La performance mentale en tête au camp d’évaluation de la LNH

Dans un match des séries éliminatoires de la LNH, ce n’est pas toujours dans la mire d’un tir frappé ou en marquant sur un retour de lancé que les joueurs donnent les plus grandes démonstrations de courage.

Au hockey, les grandes performances se jouent aussi sur le banc. L’esprit du joueur, longtemps ignoré, est maintenant en tête des considérations sportives et le hockey met les bouchées doubles pour rattraper son retard.

Carey Price

Brad Treliving, le directeur général des Flames de Calgary, prend une pause entre deux entrevues lors de la séance d’évaluation de la condition physique des espoirs admissibles au repêchage de la LNH. Son personnel et lui ont consacré une partie de la journée à l’évaluation de deux gardiens. Leur objectif est de cerner ce qui se passe sous les casques des deux jeunes hommes.

« Je pense que c’est à l’avant-plan pour toutes les équipes. Nous y consacrons beaucoup de temps et d’attention » , explique Brad Treliving. La liste des traits de caractère que son groupe cherche à mesurer comprend notamment l’éthique de travail, la réponse au succès et à l’échec et la motivation. Chacun de ces traits est à la base d’une excellente performance mentale, essentielle à la conquête de la Coupe Stanley. « Certains de nos outils sont issus de la psychologie sportive. Nous utilisons des questionnaires et des tests qui nous permettent d’avoir une bonne idée. Nous sommes en constante évolution et je crois que nous comblons nos lacunes. »

Brad Treliving

La LNH ne cache pas pourquoi sur les six jours du Combine, cinq sont consacrés à des entrevues en tête à tête avec les joueurs et une seule aux tests physiques. « L’aspect mental compte pour 90 %. Les lacunes physiques se règlent, mais les aptitudes mentales sont plus difficiles à changer », dit Brad Treliving.

Brad Treliving admet que le hockey a du rattrapage à faire en matière de psychologie des athlètes. « Au cours des dernières années, nous avons fait des efforts pour mieux comprendre la performance et les aptitudes mentales. Ce n’est pas vrai qu’on peut prédire à 100 % toutes les réponses aux questions que nous avons en évaluant l’aspect mental du jeu. Mais nous avons le sentiment que ce que nous découvrons nous permet des décisions plus éclairées », commente-t-il.

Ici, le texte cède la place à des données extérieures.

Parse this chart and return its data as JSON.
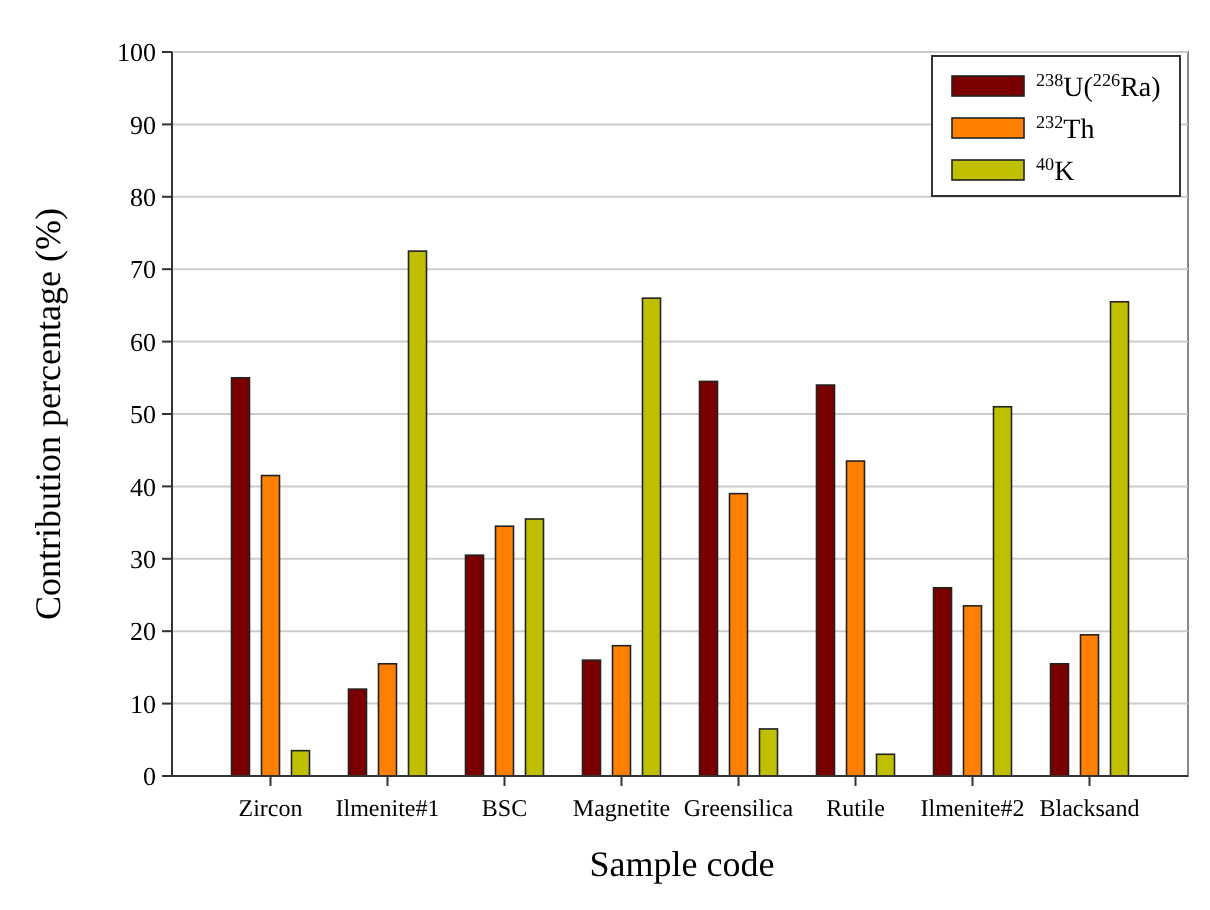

Pour le hockey, il s’agit bien plus d’une évolution que d’une découverte. C’est un sport qui a toujours accordé une grande importance au caractère et qui a su se servir de la science et de professionnels pour miser sur les aptitudes mentales.

Le docteur Matt Brown est un psychologue sportif qui travaille avec les équipes du Championnat mondial junior et du Championnat mondial des moins de 18 ans de Hockey Canada. Il guide aussi des athlètes olympiques canadiens. « La vérité est que la majorité des joueurs de moins de 18 ans avec qui je travaille n’ont jamais entendu parler de cette idée. Notre objectif est de leur enseigner un ensemble de compétences relativement rudimentaires », dit-il.

Mais le docteur Brown est très impressionné par ses jeunes joueurs. « Ils sont vraiment motivés à faire de leur mieux et ils sont de vraies éponges. »

Jake Virtanen, 17 ans, travaille avec le docteur Brown. Il occupe le sixième rang des patineurs nord-américains et même si une blessure à l’épaule l’empêche de participer aux tests physiques samedi, il se prépare à rencontrer des équipes. « L’aspect mental a gagné en importance au cours des dernières années et j’apprends beaucoup avec notre psychologue », raconte-t-il.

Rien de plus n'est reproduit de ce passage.